La situazione è “particolare” da molto tempo, sul piano dei diritti e delle libertà democratiche. In concomitanza delle diverse elezioni tenute sinora ci sono state molte denunce di abusi, maltrattamenti e arresti arbitrari. Queste ed altre violazioni dei diritti umani riguardano in particolare, ma non soltanto, l’etnia Oromo. Nella regione dell’Ogaden (a Sud, lungo il confine con la Somalia) si presenta invece un’altra situazione di conflitto, dovuta ad interessi di tipo economico e geopolitico. Qui alcuni movimenti politici, per varie ragione storiche, chiedono l’autonomia regionale, se non l’indipendenza vera e propria. Per un motivo o per un altro, vi sono quindi dei gruppi di cittadini che sono entrati in rotta di collisione con il governo centrale. Che però risponde con la repressione e l’aggressione. Da novembre dell’anno scorso, fino a pochi giorni fa, abbiamo assistito nel nord dell’Etiopia (ad esempio nelle aree intorno ad Amhara, Gondar e Bahar Dar) a manifestazioni pacifiche contro il regime. Il dissenso è stato represso nel sangue, con centinaia di morti e decine di migliaia di arresti.

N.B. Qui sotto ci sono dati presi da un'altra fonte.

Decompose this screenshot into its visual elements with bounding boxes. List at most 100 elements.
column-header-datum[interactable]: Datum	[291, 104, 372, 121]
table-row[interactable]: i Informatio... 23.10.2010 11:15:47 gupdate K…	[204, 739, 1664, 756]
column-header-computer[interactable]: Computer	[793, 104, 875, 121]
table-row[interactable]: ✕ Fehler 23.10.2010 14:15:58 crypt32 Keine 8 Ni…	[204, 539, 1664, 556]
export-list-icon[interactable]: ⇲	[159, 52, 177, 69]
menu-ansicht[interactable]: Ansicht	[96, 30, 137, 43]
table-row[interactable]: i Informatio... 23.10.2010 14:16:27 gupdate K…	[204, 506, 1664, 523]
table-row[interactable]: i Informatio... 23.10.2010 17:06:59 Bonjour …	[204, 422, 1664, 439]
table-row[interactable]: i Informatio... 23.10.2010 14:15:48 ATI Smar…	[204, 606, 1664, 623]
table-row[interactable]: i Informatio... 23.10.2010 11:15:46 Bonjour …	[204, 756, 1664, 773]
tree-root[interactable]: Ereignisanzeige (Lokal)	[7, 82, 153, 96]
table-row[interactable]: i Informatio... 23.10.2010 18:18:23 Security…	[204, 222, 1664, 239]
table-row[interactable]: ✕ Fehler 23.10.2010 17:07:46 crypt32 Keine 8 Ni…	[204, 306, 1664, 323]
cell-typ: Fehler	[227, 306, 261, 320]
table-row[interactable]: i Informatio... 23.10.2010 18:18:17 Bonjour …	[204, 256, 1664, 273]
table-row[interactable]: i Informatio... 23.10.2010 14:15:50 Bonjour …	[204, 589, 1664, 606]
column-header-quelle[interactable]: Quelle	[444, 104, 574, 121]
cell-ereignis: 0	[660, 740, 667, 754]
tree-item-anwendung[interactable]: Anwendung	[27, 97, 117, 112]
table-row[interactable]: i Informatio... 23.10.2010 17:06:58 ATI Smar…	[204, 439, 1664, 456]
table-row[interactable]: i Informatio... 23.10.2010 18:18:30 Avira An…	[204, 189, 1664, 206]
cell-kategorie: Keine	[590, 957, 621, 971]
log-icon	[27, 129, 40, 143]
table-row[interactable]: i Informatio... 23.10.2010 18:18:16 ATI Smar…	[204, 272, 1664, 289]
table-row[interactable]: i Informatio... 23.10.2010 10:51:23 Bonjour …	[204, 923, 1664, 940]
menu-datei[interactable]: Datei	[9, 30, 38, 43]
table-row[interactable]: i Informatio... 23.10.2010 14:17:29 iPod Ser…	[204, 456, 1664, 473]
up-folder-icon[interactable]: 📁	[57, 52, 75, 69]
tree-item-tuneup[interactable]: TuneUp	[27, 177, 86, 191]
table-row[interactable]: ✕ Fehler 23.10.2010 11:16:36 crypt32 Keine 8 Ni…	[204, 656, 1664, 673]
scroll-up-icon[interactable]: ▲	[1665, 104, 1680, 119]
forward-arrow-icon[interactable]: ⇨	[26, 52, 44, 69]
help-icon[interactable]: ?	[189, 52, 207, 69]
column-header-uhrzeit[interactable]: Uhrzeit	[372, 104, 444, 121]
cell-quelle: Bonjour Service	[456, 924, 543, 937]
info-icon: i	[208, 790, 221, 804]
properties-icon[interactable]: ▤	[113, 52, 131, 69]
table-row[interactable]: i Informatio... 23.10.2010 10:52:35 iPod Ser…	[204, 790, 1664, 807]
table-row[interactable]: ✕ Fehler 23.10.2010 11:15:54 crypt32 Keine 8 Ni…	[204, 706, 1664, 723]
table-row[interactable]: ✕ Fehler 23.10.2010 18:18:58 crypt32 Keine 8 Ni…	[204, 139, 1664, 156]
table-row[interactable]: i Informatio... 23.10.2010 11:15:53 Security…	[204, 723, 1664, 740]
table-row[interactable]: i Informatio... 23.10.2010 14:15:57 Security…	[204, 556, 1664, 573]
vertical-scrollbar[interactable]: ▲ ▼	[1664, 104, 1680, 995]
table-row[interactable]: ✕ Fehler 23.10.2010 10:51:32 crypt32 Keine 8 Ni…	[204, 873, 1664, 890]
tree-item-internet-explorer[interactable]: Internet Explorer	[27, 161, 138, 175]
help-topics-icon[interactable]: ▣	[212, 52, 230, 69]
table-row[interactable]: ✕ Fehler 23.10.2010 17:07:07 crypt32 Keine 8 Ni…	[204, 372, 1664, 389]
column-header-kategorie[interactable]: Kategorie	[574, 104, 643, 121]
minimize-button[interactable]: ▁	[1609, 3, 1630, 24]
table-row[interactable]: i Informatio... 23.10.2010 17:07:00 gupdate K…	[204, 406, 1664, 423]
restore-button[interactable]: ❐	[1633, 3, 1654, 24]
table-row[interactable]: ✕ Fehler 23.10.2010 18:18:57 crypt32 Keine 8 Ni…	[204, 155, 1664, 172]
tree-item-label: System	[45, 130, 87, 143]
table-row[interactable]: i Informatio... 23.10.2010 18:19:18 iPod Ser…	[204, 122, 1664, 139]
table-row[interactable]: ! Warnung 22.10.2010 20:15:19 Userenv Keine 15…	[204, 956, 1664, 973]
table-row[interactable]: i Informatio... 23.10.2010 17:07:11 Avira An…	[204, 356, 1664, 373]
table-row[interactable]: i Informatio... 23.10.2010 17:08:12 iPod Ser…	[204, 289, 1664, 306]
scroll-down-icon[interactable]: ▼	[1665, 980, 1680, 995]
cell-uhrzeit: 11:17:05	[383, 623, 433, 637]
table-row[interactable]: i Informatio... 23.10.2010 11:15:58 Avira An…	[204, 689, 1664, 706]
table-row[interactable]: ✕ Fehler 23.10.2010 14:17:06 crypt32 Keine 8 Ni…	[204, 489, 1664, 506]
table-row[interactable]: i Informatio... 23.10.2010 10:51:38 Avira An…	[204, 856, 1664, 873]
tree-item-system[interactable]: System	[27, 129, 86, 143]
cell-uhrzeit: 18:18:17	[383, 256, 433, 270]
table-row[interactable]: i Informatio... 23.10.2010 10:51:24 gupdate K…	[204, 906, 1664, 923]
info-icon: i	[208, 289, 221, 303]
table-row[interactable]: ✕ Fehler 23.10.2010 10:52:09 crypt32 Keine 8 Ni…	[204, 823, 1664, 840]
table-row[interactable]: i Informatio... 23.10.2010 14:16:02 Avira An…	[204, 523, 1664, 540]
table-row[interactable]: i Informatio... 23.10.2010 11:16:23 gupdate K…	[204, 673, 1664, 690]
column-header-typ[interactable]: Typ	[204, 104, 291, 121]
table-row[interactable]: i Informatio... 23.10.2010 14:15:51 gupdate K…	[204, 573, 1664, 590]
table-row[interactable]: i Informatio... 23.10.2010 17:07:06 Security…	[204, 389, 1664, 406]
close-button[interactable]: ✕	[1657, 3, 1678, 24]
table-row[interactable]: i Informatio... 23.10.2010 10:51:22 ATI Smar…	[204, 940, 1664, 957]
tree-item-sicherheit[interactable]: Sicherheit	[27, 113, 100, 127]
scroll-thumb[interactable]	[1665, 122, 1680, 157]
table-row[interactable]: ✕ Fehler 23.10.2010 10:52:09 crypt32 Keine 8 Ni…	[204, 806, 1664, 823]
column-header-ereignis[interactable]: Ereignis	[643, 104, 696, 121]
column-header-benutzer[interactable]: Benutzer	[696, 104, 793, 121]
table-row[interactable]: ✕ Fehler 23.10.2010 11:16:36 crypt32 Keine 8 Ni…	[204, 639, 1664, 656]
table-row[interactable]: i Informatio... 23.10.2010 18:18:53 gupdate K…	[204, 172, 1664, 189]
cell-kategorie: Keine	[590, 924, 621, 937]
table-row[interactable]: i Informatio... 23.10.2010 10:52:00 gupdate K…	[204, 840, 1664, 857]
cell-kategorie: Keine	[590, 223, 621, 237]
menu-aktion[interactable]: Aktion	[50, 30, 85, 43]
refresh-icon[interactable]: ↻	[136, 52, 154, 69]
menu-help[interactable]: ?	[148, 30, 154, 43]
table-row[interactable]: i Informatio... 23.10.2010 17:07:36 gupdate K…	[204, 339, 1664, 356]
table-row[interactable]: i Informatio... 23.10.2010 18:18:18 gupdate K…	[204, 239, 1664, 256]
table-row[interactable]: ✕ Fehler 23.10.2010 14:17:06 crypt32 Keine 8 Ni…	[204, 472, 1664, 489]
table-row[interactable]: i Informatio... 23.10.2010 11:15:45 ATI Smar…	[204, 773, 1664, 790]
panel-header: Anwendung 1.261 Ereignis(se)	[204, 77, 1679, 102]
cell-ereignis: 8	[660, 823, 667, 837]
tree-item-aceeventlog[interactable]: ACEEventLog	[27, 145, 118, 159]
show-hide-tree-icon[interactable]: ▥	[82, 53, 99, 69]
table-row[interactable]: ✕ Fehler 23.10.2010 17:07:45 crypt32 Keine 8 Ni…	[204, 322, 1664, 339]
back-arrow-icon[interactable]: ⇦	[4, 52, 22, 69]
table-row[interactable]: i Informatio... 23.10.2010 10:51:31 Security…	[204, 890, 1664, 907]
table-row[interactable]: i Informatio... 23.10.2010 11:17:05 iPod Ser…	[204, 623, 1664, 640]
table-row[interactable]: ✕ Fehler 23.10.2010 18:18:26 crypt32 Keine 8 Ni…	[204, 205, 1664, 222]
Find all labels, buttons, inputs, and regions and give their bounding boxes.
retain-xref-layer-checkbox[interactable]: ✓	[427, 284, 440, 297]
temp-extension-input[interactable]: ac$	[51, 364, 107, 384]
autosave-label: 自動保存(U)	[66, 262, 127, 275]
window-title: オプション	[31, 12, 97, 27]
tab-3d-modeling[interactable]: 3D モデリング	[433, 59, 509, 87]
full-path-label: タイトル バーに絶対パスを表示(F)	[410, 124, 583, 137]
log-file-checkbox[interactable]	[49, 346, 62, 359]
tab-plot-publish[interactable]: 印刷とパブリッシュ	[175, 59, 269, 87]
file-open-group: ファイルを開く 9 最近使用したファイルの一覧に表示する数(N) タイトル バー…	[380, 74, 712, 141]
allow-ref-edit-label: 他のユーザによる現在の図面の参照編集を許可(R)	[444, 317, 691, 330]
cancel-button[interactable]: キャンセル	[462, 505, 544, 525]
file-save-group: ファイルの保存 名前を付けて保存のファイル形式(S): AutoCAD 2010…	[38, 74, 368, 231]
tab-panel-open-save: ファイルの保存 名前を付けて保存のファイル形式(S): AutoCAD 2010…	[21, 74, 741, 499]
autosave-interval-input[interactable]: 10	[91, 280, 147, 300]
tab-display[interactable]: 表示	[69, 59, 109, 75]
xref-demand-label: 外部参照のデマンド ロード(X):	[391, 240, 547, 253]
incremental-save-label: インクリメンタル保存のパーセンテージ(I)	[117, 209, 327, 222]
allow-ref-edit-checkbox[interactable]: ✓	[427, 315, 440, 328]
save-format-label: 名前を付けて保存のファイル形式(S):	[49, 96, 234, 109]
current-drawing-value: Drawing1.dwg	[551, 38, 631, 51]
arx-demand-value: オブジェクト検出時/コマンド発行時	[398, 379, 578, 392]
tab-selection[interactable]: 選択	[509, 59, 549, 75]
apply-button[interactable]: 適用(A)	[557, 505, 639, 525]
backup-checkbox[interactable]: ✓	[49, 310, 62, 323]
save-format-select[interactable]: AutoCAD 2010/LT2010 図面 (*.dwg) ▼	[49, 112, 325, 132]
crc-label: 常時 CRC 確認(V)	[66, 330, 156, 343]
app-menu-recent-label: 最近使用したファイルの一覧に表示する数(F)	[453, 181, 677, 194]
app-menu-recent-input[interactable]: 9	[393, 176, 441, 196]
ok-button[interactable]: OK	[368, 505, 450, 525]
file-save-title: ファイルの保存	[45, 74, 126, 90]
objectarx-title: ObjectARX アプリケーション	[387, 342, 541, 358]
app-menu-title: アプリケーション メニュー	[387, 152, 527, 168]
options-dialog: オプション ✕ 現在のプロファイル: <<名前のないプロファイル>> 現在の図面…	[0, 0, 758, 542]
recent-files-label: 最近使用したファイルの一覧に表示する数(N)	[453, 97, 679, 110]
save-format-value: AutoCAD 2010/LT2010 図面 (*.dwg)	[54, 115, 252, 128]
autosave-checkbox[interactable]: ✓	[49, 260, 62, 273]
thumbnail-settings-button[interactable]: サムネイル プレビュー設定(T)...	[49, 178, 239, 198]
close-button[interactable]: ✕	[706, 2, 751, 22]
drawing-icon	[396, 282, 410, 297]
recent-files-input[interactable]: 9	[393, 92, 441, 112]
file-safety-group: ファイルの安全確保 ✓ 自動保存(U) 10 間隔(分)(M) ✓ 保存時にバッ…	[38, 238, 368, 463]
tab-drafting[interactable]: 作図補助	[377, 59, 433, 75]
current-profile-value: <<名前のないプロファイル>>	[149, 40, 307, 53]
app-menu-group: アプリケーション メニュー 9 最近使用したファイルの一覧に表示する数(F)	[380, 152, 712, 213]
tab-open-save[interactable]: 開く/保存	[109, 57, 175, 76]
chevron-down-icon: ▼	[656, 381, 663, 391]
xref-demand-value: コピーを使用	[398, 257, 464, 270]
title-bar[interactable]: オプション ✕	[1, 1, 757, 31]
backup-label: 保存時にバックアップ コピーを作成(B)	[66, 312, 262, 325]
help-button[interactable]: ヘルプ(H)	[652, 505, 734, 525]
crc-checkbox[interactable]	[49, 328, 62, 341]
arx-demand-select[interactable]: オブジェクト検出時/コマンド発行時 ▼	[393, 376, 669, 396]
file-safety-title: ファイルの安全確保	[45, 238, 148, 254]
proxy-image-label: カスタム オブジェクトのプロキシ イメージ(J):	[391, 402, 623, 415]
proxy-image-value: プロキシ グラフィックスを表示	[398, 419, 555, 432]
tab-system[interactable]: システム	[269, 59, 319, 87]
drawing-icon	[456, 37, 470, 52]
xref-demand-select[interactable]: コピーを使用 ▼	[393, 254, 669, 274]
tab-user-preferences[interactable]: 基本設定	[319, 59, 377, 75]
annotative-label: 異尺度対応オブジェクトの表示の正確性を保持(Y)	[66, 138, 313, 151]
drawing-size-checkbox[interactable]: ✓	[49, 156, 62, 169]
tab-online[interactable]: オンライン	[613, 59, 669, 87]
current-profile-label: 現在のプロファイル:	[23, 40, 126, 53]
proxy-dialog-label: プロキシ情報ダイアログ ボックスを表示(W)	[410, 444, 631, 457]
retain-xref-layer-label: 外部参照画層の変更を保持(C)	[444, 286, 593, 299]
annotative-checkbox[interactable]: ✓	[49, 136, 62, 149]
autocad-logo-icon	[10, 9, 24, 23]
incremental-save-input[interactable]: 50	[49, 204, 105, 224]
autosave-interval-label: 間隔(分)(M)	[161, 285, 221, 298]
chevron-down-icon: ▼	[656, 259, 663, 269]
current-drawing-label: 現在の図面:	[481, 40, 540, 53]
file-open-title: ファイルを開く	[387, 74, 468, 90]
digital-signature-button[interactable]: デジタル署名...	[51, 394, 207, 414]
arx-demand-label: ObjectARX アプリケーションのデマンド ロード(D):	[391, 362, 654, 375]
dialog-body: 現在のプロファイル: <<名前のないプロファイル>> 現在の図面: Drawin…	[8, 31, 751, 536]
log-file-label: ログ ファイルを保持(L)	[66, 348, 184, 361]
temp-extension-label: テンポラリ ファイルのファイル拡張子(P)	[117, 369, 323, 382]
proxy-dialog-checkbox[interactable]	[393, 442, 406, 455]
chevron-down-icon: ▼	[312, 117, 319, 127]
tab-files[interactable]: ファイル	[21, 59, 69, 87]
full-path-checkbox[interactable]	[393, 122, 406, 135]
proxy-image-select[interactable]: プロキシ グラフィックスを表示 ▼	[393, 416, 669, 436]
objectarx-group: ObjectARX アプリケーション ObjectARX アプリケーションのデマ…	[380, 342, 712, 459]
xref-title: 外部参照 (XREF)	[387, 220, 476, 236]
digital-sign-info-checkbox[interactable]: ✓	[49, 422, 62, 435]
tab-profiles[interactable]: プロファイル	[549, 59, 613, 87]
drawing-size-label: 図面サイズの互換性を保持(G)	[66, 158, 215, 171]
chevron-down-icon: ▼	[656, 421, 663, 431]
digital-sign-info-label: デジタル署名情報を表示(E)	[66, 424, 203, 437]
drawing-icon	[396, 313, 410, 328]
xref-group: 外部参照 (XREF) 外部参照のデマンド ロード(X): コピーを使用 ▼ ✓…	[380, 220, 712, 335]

I territori che hai menzionato sono a maggioranza cristiana. Che importanza ha l’appartenenza religiosa in questo mosaico di tensioni sociali e politiche?

Sì, soprattutto nella Regione di Amhara, la popolazione è a maggioranza cristiana. Queste persone sono scese in piazza per chiedere più diritti, più partecipazione nella sfera politica, economica e sociale del Paese. La ricchezza è concentrata nelle mani di pochi, c’è un divario abissale tra ricchi e poveri. Negli ultimi anni alcune persone hanno accumulato soldi in modo smisurato, mentre altri non hanno nulla. Spesso inoltre il potere viene elargito su base etnica. L’Etiopia ha oltre 94 milioni di abitanti (con circa 80 etnie e 90 lingue distinte parlate) e c’è un altissimo tasso di disoccupazione. I giovani, che non trovano lavoro né risposte, sfogano la loro situazione di indigenza e povertà abbracciando ideologie forti e radicali di stampo religioso.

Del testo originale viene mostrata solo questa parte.